Every genocide begins with a simple lie: they deserved it
Imagine sitting down to dinner in the house you inherited from your great-grandfather. Suddenly, some men burst through the door. As two of them begin to drag his wife into a bedroom, a third points a gun at his son and yells something about his ancestor stealing his ancestor’s house. In this situation, the appropriate response does not involve running to the courthouse to examine the title records or calling an attorney to plead his case. The man with the gun is full of rage and half-truths. You can’t reason with him.
Imagine that in a later trial, a prosecutor questions you after you present your case to the jury. Why didn’t you listen to their complaints? Don’t you see that I was right about your great-grandfather acquiring the house illegitimately? How can you have the right to defend yourself if you never had the right to occupy the house to begin with?
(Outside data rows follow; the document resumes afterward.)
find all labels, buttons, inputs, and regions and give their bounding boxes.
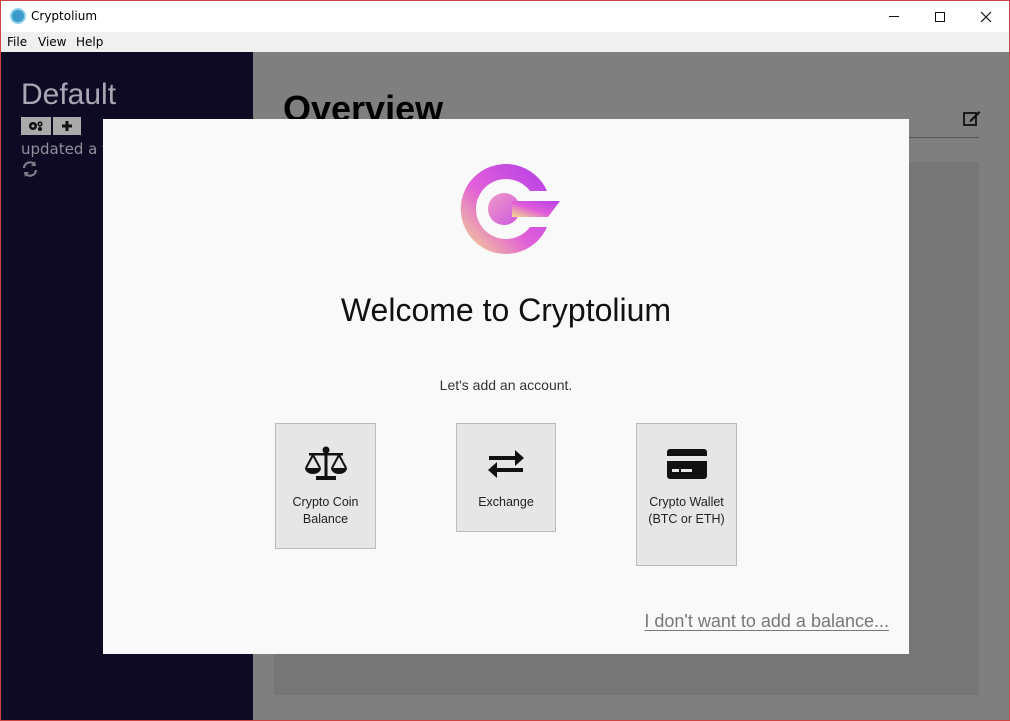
- option-label: Exchange: [478, 495, 534, 509]
- app-window: Cryptolium File View Help Default update…: [0, 0, 1010, 721]
- maximize-icon: [935, 11, 945, 22]
- skip-balance-link[interactable]: I don't want to add a balance...: [644, 611, 889, 632]
- edit-icon[interactable]: [963, 109, 981, 132]
- settings-button[interactable]: [21, 117, 51, 135]
- exchange-arrows-icon: [487, 444, 525, 484]
- cryptolium-logo: [460, 164, 560, 254]
- option-label: Crypto Coin Balance: [292, 495, 359, 526]
- close-icon: [980, 11, 992, 22]
- profile-name: Default: [21, 78, 117, 111]
- profile-actions: [21, 117, 81, 135]
- option-label: Crypto Wallet (BTC or ETH): [648, 495, 725, 526]
- minimize-icon: [889, 16, 899, 17]
- welcome-heading: Welcome to Cryptolium: [340, 292, 672, 328]
- menu-help[interactable]: Help: [76, 35, 103, 49]
- exchange-option[interactable]: Exchange: [456, 423, 556, 532]
- balance-scale-icon: [304, 444, 348, 484]
- refresh-icon[interactable]: [21, 160, 39, 183]
- menu-file[interactable]: File: [7, 35, 27, 49]
- cryptolium-app-icon: [10, 8, 26, 24]
- crypto-wallet-option[interactable]: Crypto Wallet (BTC or ETH): [636, 423, 737, 566]
- gears-icon: [29, 121, 43, 131]
- close-button[interactable]: [963, 1, 1009, 32]
- credit-card-icon: [666, 444, 708, 484]
- updated-status: updated a f: [21, 140, 108, 158]
- maximize-button[interactable]: [917, 1, 963, 32]
- welcome-dialog: Welcome to Cryptolium Let's add an accou…: [103, 119, 909, 654]
- minimize-button[interactable]: [871, 1, 917, 32]
- menu-bar: File View Help: [1, 32, 1009, 52]
- plus-icon: [62, 121, 72, 131]
- crypto-coin-balance-option[interactable]: Crypto Coin Balance: [275, 423, 376, 549]
- welcome-subtitle: Let's add an account.: [439, 377, 573, 393]
- title-bar[interactable]: Cryptolium: [1, 1, 1009, 32]
- window-title: Cryptolium: [31, 9, 98, 23]
- menu-view[interactable]: View: [38, 35, 66, 49]
- add-button[interactable]: [53, 117, 81, 135]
Every genocide begins with a simple lie: they deserved it. The Tutsis deserved it in Rwanda. The kulaks had it coming in Soviet Russia. The Armenians deserved it in Türkiye. And again and again, it is said that Jews receive it in whatever country they are in. All of them have some historical justification. Once you start arguing about who was the most virtuous great-grandfather, you’ve already fallen into the trap. Everyone involved is dead, and no lies or truth can be conclusively established once hatred and violence break out.
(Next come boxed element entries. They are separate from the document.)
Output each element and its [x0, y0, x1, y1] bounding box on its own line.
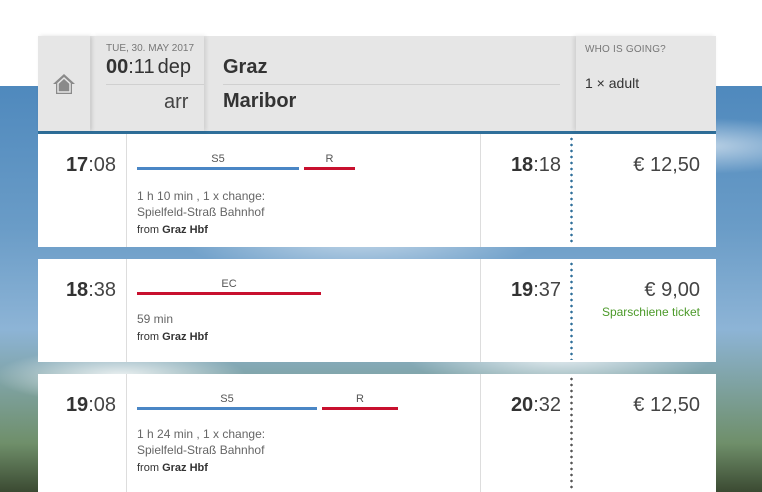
search-summary: TUE, 30. MAY 2017 00:11 dep arr Graz Mari… — [38, 36, 716, 134]
origin-station-line: from Graz Hbf — [137, 331, 208, 343]
arrival-time: 19:37 — [510, 279, 561, 301]
departure-time: 18:38 — [65, 279, 116, 301]
departure-time: 17:08 — [65, 154, 116, 176]
price-cell[interactable]: € 12,50 — [574, 374, 716, 492]
route-cell: EC 59 min from Graz Hbf — [127, 259, 481, 362]
arrival-time: 18:18 — [510, 154, 561, 176]
date-time-selector[interactable]: TUE, 30. MAY 2017 00:11 dep arr — [92, 36, 204, 131]
departure-cell: 18:38 — [38, 259, 127, 362]
departure-cell: 19:08 — [38, 374, 127, 492]
duration-text: 1 h 24 min , 1 x change: — [137, 427, 266, 441]
price: € 9,00 — [644, 279, 700, 301]
route-cell: S5 R 1 h 10 min , 1 x change: Spielfeld-… — [127, 134, 481, 247]
duration-text: 1 h 10 min , 1 x change: — [137, 189, 266, 203]
arrival-cell: 19:37 — [481, 259, 572, 362]
train-segment: EC — [137, 276, 321, 295]
from-station[interactable]: Graz — [223, 56, 267, 79]
passengers-value: 1 × adult — [585, 75, 640, 91]
departure-time[interactable]: 00:11 dep — [106, 56, 191, 79]
train-segment: R — [304, 151, 355, 170]
arrival-cell: 20:32 — [481, 374, 572, 492]
arrival-cell: 18:18 — [481, 134, 572, 247]
divider — [223, 84, 560, 85]
tariff-label: Sparschiene ticket — [601, 305, 700, 319]
duration-text: 59 min — [137, 312, 174, 326]
arrival-time: 20:32 — [510, 394, 561, 416]
departure-minute: :11 — [128, 56, 155, 78]
origin-station-line: from Graz Hbf — [137, 224, 208, 236]
connection-row[interactable]: 18:38 EC 59 min from Graz Hbf 19:37 € 9,… — [38, 259, 716, 362]
train-segment: S5 — [137, 151, 299, 170]
dotted-separator — [570, 376, 573, 490]
price-cell[interactable]: € 9,00 Sparschiene ticket — [574, 259, 716, 362]
travel-date: TUE, 30. MAY 2017 — [106, 43, 195, 54]
arr-option[interactable]: arr — [164, 91, 188, 114]
dotted-separator — [570, 136, 573, 245]
home-button[interactable] — [38, 36, 90, 131]
train-segment: S5 — [137, 391, 317, 410]
departure-cell: 17:08 — [38, 134, 127, 247]
divider — [106, 84, 204, 85]
change-station: Spielfeld-Straß Bahnhof — [137, 443, 265, 457]
departure-hour: 00 — [106, 56, 129, 78]
dotted-separator — [570, 261, 573, 360]
price: € 12,50 — [633, 394, 700, 416]
passengers-selector[interactable]: WHO IS GOING? 1 × adult — [576, 36, 716, 131]
route-cell: S5 R 1 h 24 min , 1 x change: Spielfeld-… — [127, 374, 481, 492]
price-cell[interactable]: € 12,50 — [574, 134, 716, 247]
dep-label: dep — [157, 56, 191, 78]
origin-station-line: from Graz Hbf — [137, 462, 208, 474]
connection-row[interactable]: 19:08 S5 R 1 h 24 min , 1 x change: Spie… — [38, 374, 716, 492]
train-segment: R — [322, 391, 398, 410]
change-station: Spielfeld-Straß Bahnhof — [137, 205, 265, 219]
connection-row[interactable]: 17:08 S5 R 1 h 10 min , 1 x change: Spie… — [38, 134, 716, 247]
price: € 12,50 — [633, 154, 700, 176]
who-is-going-label: WHO IS GOING? — [585, 44, 666, 55]
station-fields: Graz Maribor — [206, 36, 576, 131]
to-station[interactable]: Maribor — [223, 90, 296, 113]
departure-time: 19:08 — [65, 394, 116, 416]
home-icon — [53, 73, 75, 94]
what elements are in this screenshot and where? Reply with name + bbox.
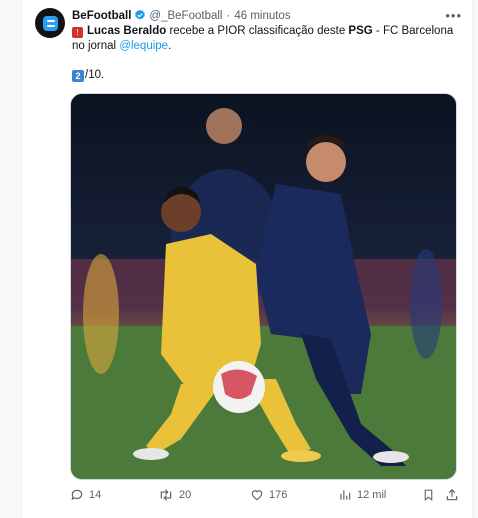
author-avatar[interactable] <box>35 8 65 38</box>
bookmark-button[interactable] <box>422 488 435 502</box>
retweet-icon <box>160 489 172 501</box>
views-count: 12 mil <box>357 489 387 501</box>
bookmark-icon <box>424 489 433 502</box>
rating-line: 2 /10. <box>72 68 104 83</box>
like-icon <box>251 490 263 501</box>
tweet-segment-end: . <box>168 40 172 52</box>
share-button[interactable] <box>445 488 459 502</box>
reply-icon <box>71 489 83 501</box>
rating-suffix: /10. <box>85 69 105 81</box>
tweet-segment-psg: PSG <box>348 25 373 37</box>
views-button[interactable]: 12 mil <box>338 488 386 502</box>
befootball-logo <box>42 15 58 31</box>
tweet-header: BeFootball @_BeFootball · 46 minutos ••• <box>72 8 462 24</box>
author-name[interactable]: BeFootball <box>72 10 131 22</box>
like-button[interactable]: 176 <box>250 488 287 502</box>
reply-count: 14 <box>89 489 102 501</box>
tweet-segment-beraldo: Lucas Beraldo <box>87 25 167 37</box>
mention-lequipe[interactable]: @lequipe <box>119 40 168 52</box>
like-count: 176 <box>269 489 288 501</box>
reply-button[interactable]: 14 <box>70 488 101 502</box>
views-icon <box>340 490 351 500</box>
share-icon <box>446 488 458 501</box>
retweet-count: 20 <box>179 489 192 501</box>
tweet-text: ! Lucas Beraldo recebe a PIOR classificaç… <box>72 24 457 54</box>
author-handle[interactable]: @_BeFootball <box>149 10 222 22</box>
tweet-actions: 14 20 176 12 mil <box>70 488 462 508</box>
retweet-button[interactable]: 20 <box>158 488 191 502</box>
match-photo-illustration <box>71 94 456 479</box>
more-icon[interactable]: ••• <box>445 8 462 23</box>
tweet-time[interactable]: 46 minutos <box>234 10 290 22</box>
siren-icon: ! <box>72 27 83 38</box>
tweet-segment-receives: recebe a PIOR classificação deste <box>166 25 349 37</box>
separator-dot: · <box>226 10 231 22</box>
verified-badge-icon <box>134 9 146 24</box>
tweet-photo[interactable] <box>70 93 457 480</box>
tweet-card[interactable]: BeFootball @_BeFootball · 46 minutos •••… <box>21 0 473 518</box>
keycap-number-icon: 2 <box>72 69 84 82</box>
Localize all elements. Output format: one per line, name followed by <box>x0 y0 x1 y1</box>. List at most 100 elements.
Hate comes disguised as a sheep. It’s not hate. Is history. We are often told that it is impossible to teach about historical injustices without awakening a thirst for justice in the descendants of the victims. Truly, the legacy of injustice lives on through the inferior circumstances of the victims.
Nonsense. We do it all the time. If schools can teach about the Holocaust without inspiring violence against Germans, then the injustices of history can and should be taught without scapegoating people who were not yet born at the time. All the great multi-ethnic empires have struggled with calls for “justice” between ethnic groups. We are at a critical fork in the road. Do we turn left toward tribal violence or right toward racial equality?
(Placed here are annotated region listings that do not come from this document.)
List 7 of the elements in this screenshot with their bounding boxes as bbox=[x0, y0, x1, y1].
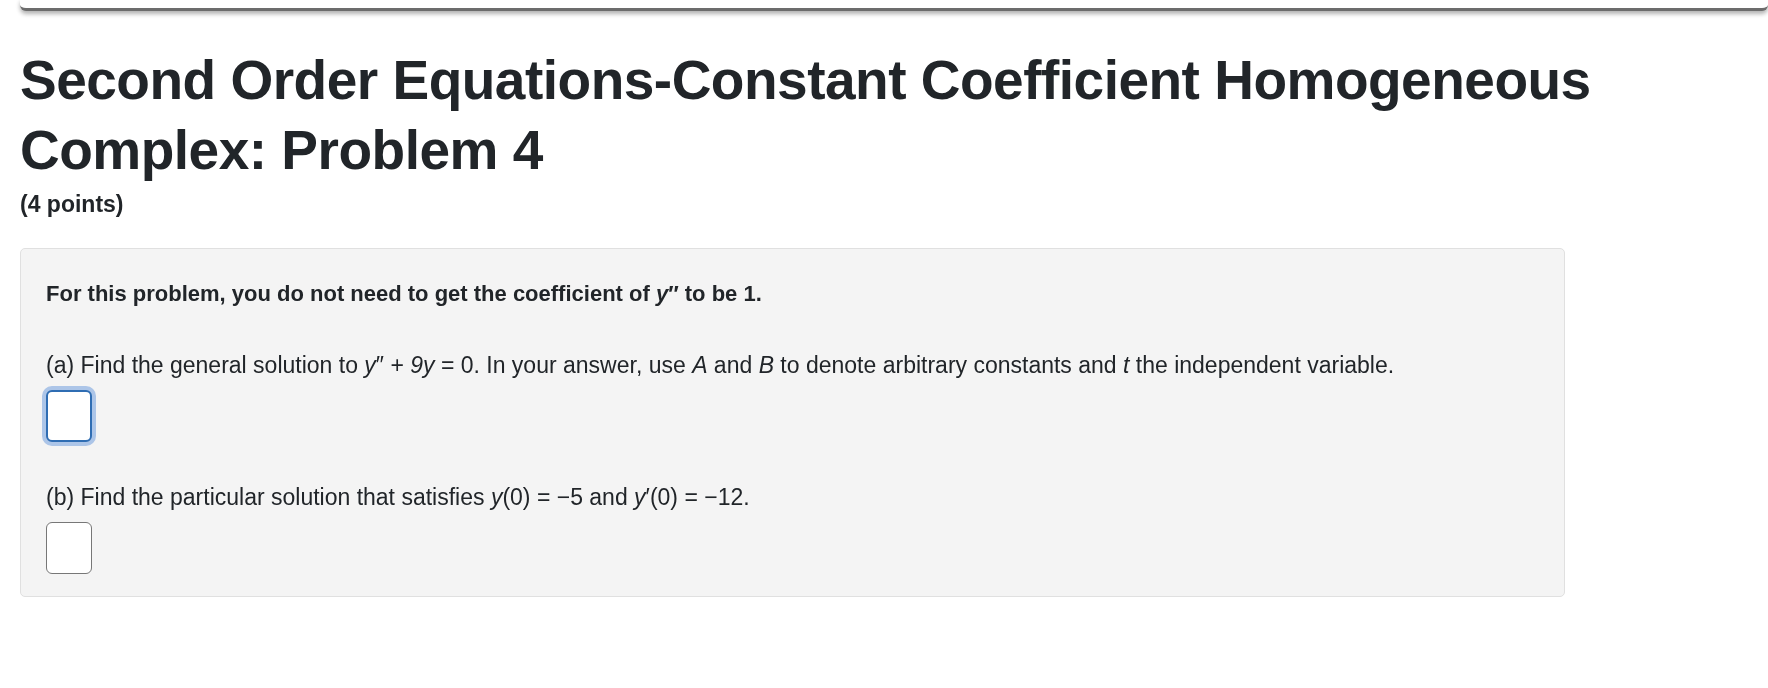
question-text: (b) Find the particular solution that satisfies y(0) = −5 and y′(0) = −12. bbox=[46, 482, 751, 512]
page-title: Second Order Equations-Constant Coefficient Homogeneous Complex: Problem 4 bbox=[20, 48, 1592, 183]
answer-field[interactable] bbox=[46, 389, 92, 442]
answer-field[interactable] bbox=[46, 521, 92, 574]
problem-instruction: For this problem, you do not need to get the coefficient of y″ to be 1. bbox=[46, 279, 763, 308]
question-text: (a) Find the general solution to y″ + 9y = 0. In your answer, use A and B to denote arbitrary constants and t the independent variable. bbox=[46, 350, 1396, 380]
points-label: (4 points) bbox=[20, 190, 125, 219]
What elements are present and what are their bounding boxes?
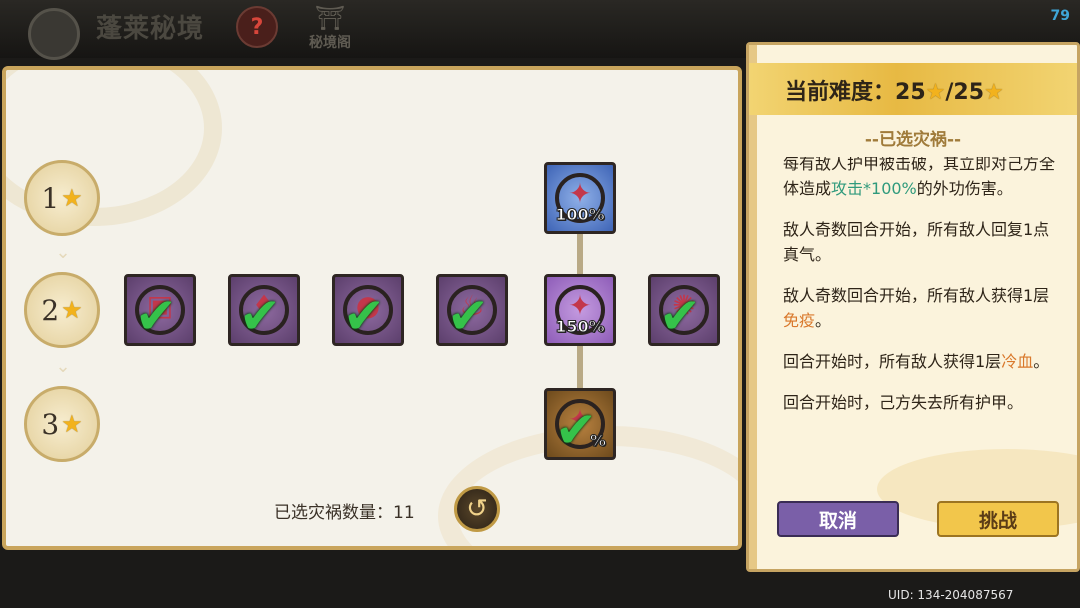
difficulty-text: 当前难度：25★/25★ xyxy=(785,74,1004,106)
connector-line xyxy=(577,346,583,392)
star-icon: ★ xyxy=(61,296,83,324)
pavilion-tab[interactable]: ⛩ 秘境阁 xyxy=(300,4,360,56)
challenge-button[interactable]: 挑战 xyxy=(937,501,1059,537)
disaster-description: 敌人奇数回合开始，所有敌人获得1层免疫。 xyxy=(783,286,1050,330)
check-icon: ✔ xyxy=(239,287,281,345)
node-percent: 100% xyxy=(555,205,605,225)
level-3-badge[interactable]: 3 ★ xyxy=(24,386,100,462)
check-icon: ✔ xyxy=(447,287,489,345)
pavilion-label: 秘境阁 xyxy=(309,35,351,51)
disaster-node[interactable]: ♦ ✔ xyxy=(228,274,300,346)
disaster-node-top[interactable]: ✦ 100% xyxy=(544,162,616,234)
panel-edge xyxy=(749,45,757,569)
star-icon: ★ xyxy=(61,410,83,438)
level-number: 3 xyxy=(41,407,60,441)
disaster-node[interactable]: ● ✔ xyxy=(332,274,404,346)
disaster-tree-panel: 1 ★ ⌄ 2 ★ ⌄ 3 ★ ✦ 100% ▣ ✔ ♦ ✔ ● ✔ ♨ ✔ ✦ 15… xyxy=(2,66,742,550)
reset-icon[interactable]: ↺ xyxy=(454,486,500,532)
disaster-description: 敌人奇数回合开始，所有敌人回复1点真气。 xyxy=(783,220,1050,264)
chevron-down-icon: ⌄ xyxy=(55,242,71,263)
disaster-description: 回合开始时，己方失去所有护甲。 xyxy=(783,393,1024,412)
back-emblem-icon[interactable] xyxy=(28,8,80,60)
check-icon: ✔ xyxy=(659,287,701,345)
disaster-description-list[interactable]: 每有敌人护甲被击破，其立即对己方全体造成攻击*100%的外功伤害。 敌人奇数回合… xyxy=(783,157,1057,489)
level-number: 1 xyxy=(41,181,60,215)
node-percent: % xyxy=(589,431,607,451)
disaster-node-bottom[interactable]: ✦ ✔ % xyxy=(544,388,616,460)
selected-count-value: 11 xyxy=(393,503,415,523)
star-icon: ★ xyxy=(984,80,1004,105)
star-icon: ★ xyxy=(925,80,946,105)
disaster-node[interactable]: ✺ ✔ xyxy=(648,274,720,346)
selected-count-label: 已选灾祸数量： xyxy=(274,503,393,523)
user-id: UID: 134-204087567 xyxy=(888,588,1014,602)
selected-disasters-title: --已选灾祸-- xyxy=(864,130,962,150)
selected-count: 已选灾祸数量：11 xyxy=(274,498,415,523)
difficulty-max: /25 xyxy=(945,80,985,105)
connector-line xyxy=(577,232,583,276)
level-2-badge[interactable]: 2 ★ xyxy=(24,272,100,348)
page-title: 蓬莱秘境 xyxy=(96,14,205,44)
disaster-description: 每有敌人护甲被击破，其立即对己方全体造成攻击*100%的外功伤害。 xyxy=(783,157,1056,198)
difficulty-label: 当前难度： xyxy=(785,80,896,105)
disaster-node[interactable]: ♨ ✔ xyxy=(436,274,508,346)
level-number: 2 xyxy=(41,293,60,327)
disaster-node[interactable]: ▣ ✔ xyxy=(124,274,196,346)
chevron-down-icon: ⌄ xyxy=(55,356,71,377)
difficulty-current: 25 xyxy=(895,80,926,105)
help-icon[interactable]: ? xyxy=(236,6,278,48)
disaster-node-mid[interactable]: ✦ 150% xyxy=(544,274,616,346)
cancel-button[interactable]: 取消 xyxy=(777,501,899,537)
level-1-badge[interactable]: 1 ★ xyxy=(24,160,100,236)
fps-counter: 79 xyxy=(1050,8,1070,24)
disaster-description: 回合开始时，所有敌人获得1层冷血。 xyxy=(783,352,1050,371)
difficulty-header: 当前难度：25★/25★ xyxy=(749,63,1077,115)
check-icon: ✔ xyxy=(135,287,177,345)
star-icon: ★ xyxy=(61,184,83,212)
check-icon: ✔ xyxy=(343,287,385,345)
difficulty-panel: 当前难度：25★/25★ --已选灾祸-- 每有敌人护甲被击破，其立即对己方全体… xyxy=(746,42,1080,572)
pavilion-icon: ⛩ xyxy=(314,4,346,32)
node-percent: 150% xyxy=(555,317,605,337)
This toxic movement must be delegitimized. now before the violence spreads and engulfs all “colonizers” and “privileged” people.
Israel, for all its flaws, incorporates a large Muslim minority among its citizenry. While Jews have been expelled, murdered or harassed out of Israel by their neighbors, to the point that few still live in any Arab country, Israeli Jews coexist peacefully with 1.7 million Israeli Muslims.
When we see crowds of Hamas supporters chanting “from the river to the sea,” we should understand exactly what the catchy slogan really means: They’re coming.
Arguing with these people is totally useless. They believe Israel obtained its territory illegitimately. Any measure taken to expel the invading Jews, no matter how grotesque, will not distance social justice warriors from their cause. Any act of self-defense by Israel, however moderate, will be treated as an extension of the original victimization. Arguing about history with these maniacs is nonsense.
Hamas is nothing more than a head of the hydra. Any movement that seeks collective punishment for historical “injustice” is simply another genocide in the making. Egalitarian absolutism is the only defense against the evil and violent “equity” movement that continues to drag us back to tribal violence. We should end any attempt to normalize ethnic scapegoating. History is beside the point. Teaching victim-oppressor narratives stokes resentment and paves the way to disaster.
Euphemisms like “racial justice” or “social justice” are synonyms for “they deserved it.” We need to strongly oppose the casual use of terms like “colonizer” or “privilege” when they are used to delegitimize a scapegoated race or ethnicity. We should end official government policies that justify discrimination based on “historical oppression.” It can take decades of preparation and indoctrination to build up resentment that leads to violence. Once violence starts, it is too late. The time to stop racial scapegoating is during the social justice “training” session.
This toxic movement must be delegitimized. now before the violence spreads and engulfs all “colonizers” and “privileged” people. It’s not about winning some obscure argument about history. It’s about a family’s right to finish their dinner without being murdered for some imaginary sin of their long-dead great-grandparents.